The fiscal outcomes under the BBM administration reflected the government’s consolidation-with-growth stance, with revenues strengthening faster than expenditures and the deficit gradually narrowing. Owing to data availability, we can only analyze the fiscal results for fiscal years 2023 and 2024.
In 2023, the National Government recorded a deficit of ₱1.51 trillion (6.2 percent of GDP), an improvement from the 7.3 percent deficit in 2022, as revenue rose to ₱3.82 trillion. Collections remained predominantly tax-based at ₱3.43 trillion—about 90 percent of the total—while non-tax revenues increased as a result of higher dividend remittances and investment outcomes.
In 2024, consolidation advanced as the deficit improved further to ₱1.51 trillion (5.7 percent of GDP). Revenues grew sharply to ₱4.42 trillion, with tax collections reaching ₱3.80 trillion and lifting the tax effort to 14.4 percent of GDP. Non-tax revenues also surged, supported by dividend remittances, concession fees, and one-off transfers. On the expenditure side, disbursements reached ₱5.34 trillion in 2023, driven mainly by higher infrastructure outlays, interest payments, and personnel services.
In 2024, spending increased further to ₱5.93 trillion (22.4 percent of GDP) as a result of higher interest rates, expanded social health programs, increased LGU transfers, and sustained infrastructure spending under the “Build Better More” program. Infrastructure disbursements reached about 5.8 percent of GDP in 2024, staying within the target band.
Unfortunately, as subsequent events in 2025 exposed, a large part of these sums was frittered away in a massive corruption scandal involving DPWH officials, members of the legislative body, and private contractors who stole trillions of pesos from public coffers that were supposed to be invested in flood control projects. These outrageous cases of public stealing did not, however, take away anything from the merits due to our fiscal managers for their excellent management of our fiscal affairs.
Overall fiscal indicators point to a gradual consolidation path: the revenue effort improved from 14.1 percent to 14.4 percent of GDP, while the expenditure effort rose from 21.9 percent to 22.4 percent. The deficit narrowed modestly, and the debt-to-GDP ratio remained broadly stable at around 60 percent of GDP, even as nominal debt increased from ₱14.6 trillion in 2023 to ₱16.1 trillion in 2024.

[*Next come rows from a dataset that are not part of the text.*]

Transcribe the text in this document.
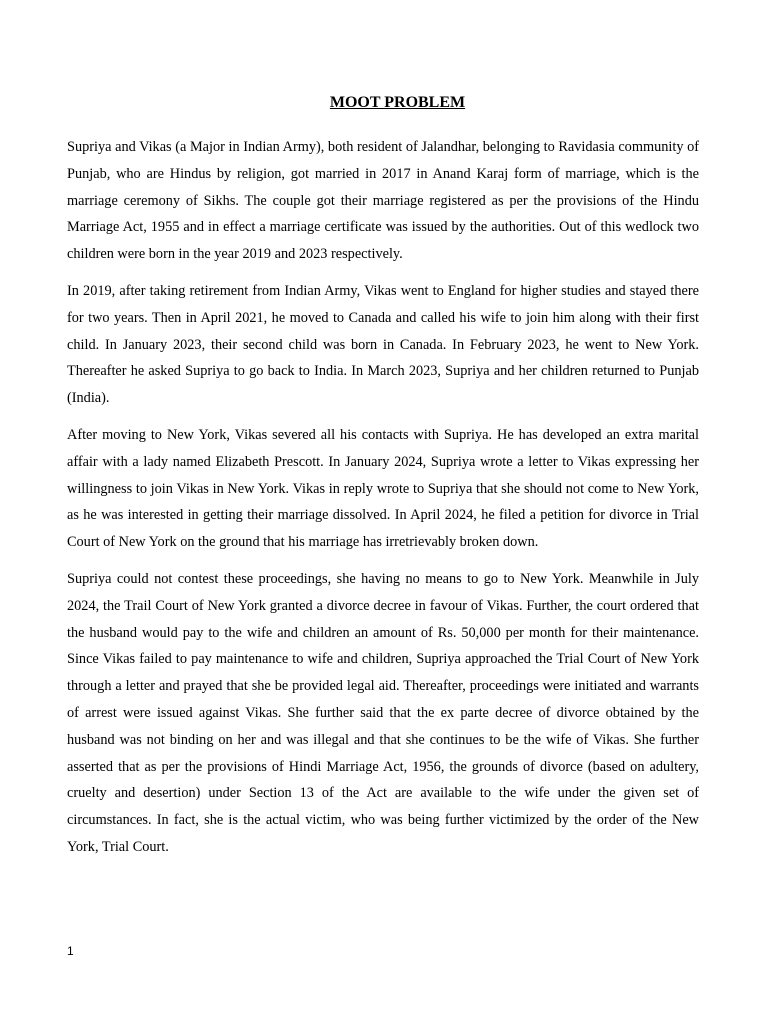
MOOT PROBLEM

Supriya and Vikas (a Major in Indian Army), both resident of Jalandhar, belonging to Ravidasia community of Punjab, who are Hindus by religion, got married in 2017 in Anand Karaj form of marriage, which is the marriage ceremony of Sikhs. The couple got their marriage registered as per the provisions of the Hindu Marriage Act, 1955 and in effect a marriage certificate was issued by the authorities. Out of this wedlock two children were born in the year 2019 and 2023 respectively.

In 2019, after taking retirement from Indian Army, Vikas went to England for higher studies and stayed there for two years. Then in April 2021, he moved to Canada and called his wife to join him along with their first child. In January 2023, their second child was born in Canada. In February 2023, he went to New York. Thereafter he asked Supriya to go back to India. In March 2023, Supriya and her children returned to Punjab (India).

After moving to New York, Vikas severed all his contacts with Supriya. He has developed an extra marital affair with a lady named Elizabeth Prescott. In January 2024, Supriya wrote a letter to Vikas expressing her willingness to join Vikas in New York. Vikas in reply wrote to Supriya that she should not come to New York, as he was interested in getting their marriage dissolved. In April 2024, he filed a petition for divorce in Trial Court of New York on the ground that his marriage has irretrievably broken down.

Supriya could not contest these proceedings, she having no means to go to New York. Meanwhile in July 2024, the Trail Court of New York granted a divorce decree in favour of Vikas. Further, the court ordered that the husband would pay to the wife and children an amount of Rs. 50,000 per month for their maintenance. Since Vikas failed to pay maintenance to wife and children, Supriya approached the Trial Court of New York through a letter and prayed that she be provided legal aid. Thereafter, proceedings were initiated and warrants of arrest were issued against Vikas. She further said that the ex parte decree of divorce obtained by the husband was not binding on her and was illegal and that she continues to be the wife of Vikas. She further asserted that as per the provisions of Hindi Marriage Act, 1956, the grounds of divorce (based on adultery, cruelty and desertion) under Section 13 of the Act are available to the wife under the given set of circumstances. In fact, she is the actual victim, who was being further victimized by the order of the New York, Trial Court.

1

The BBM administration has largely preserved the elevated share of economic services, signaling continuity of the “Build Better More” drive, while giving substantial allocations for social programs. Interest payments, however, now account for a larger share of the budget than during the Noynoy Aquino period, reflecting higher debt levels and tighter global financing conditions.
Viewed together, the three successive administrations (Noynoy, Duterte, and BBM) form a continuous macro-fiscal cycle rather than three isolated policy episodes. This important fact reflects the technocratic approach to fiscal management, largely free from political interference. Each administration inherited a different set of constraints and, in response, adapted a distinct fiscal stance.
The Noynoy administration focused on restoring credibility and rebuilding fiscal space; the Duterte administration used that fiscal space to finance a large “Build, Build, Build” program before the pandemic forced emergency spending; and the BBM administration assumed office with elevated debt and inflation, thus requiring a consolidation-with-growth strategy.
Under the Noynoy administration, fiscal policy was anchored on governance reforms and revenue mobilization. The Duterte administration marked a clear shift toward expansionary and infrastructure-led growth. The BBM administration represents the stabilization phase of this cycle that covers three presidential terms. Taken together, the three administrations trace a coherent fiscal arc. The Noynoy government rebuilt credibility and reduced debt-to-GDP ratios. The Duterte period deployed that fiscal space for infrastructure expansion and absorbed the fiscal costs of the pandemic.
The current BBM administration is now trying to consolidate the balance sheet while sustaining growth-supporting investments under tighter global conditions. The trajectory is therefore best understood as a progression—from governance-led consolidation, to infrastructure-driven expansion, to stabilization—shaped by the evolving economic context rather than abrupt policy reversals.
This continuous macro-fiscal cycle can only happen if knowledgeable professionals or technocrats are in charge and not politicians. It is hoped that future presidents will continue this practice of relying on technocrats in the formulation of long-term policies and managing the day-to-day operations of the national economy.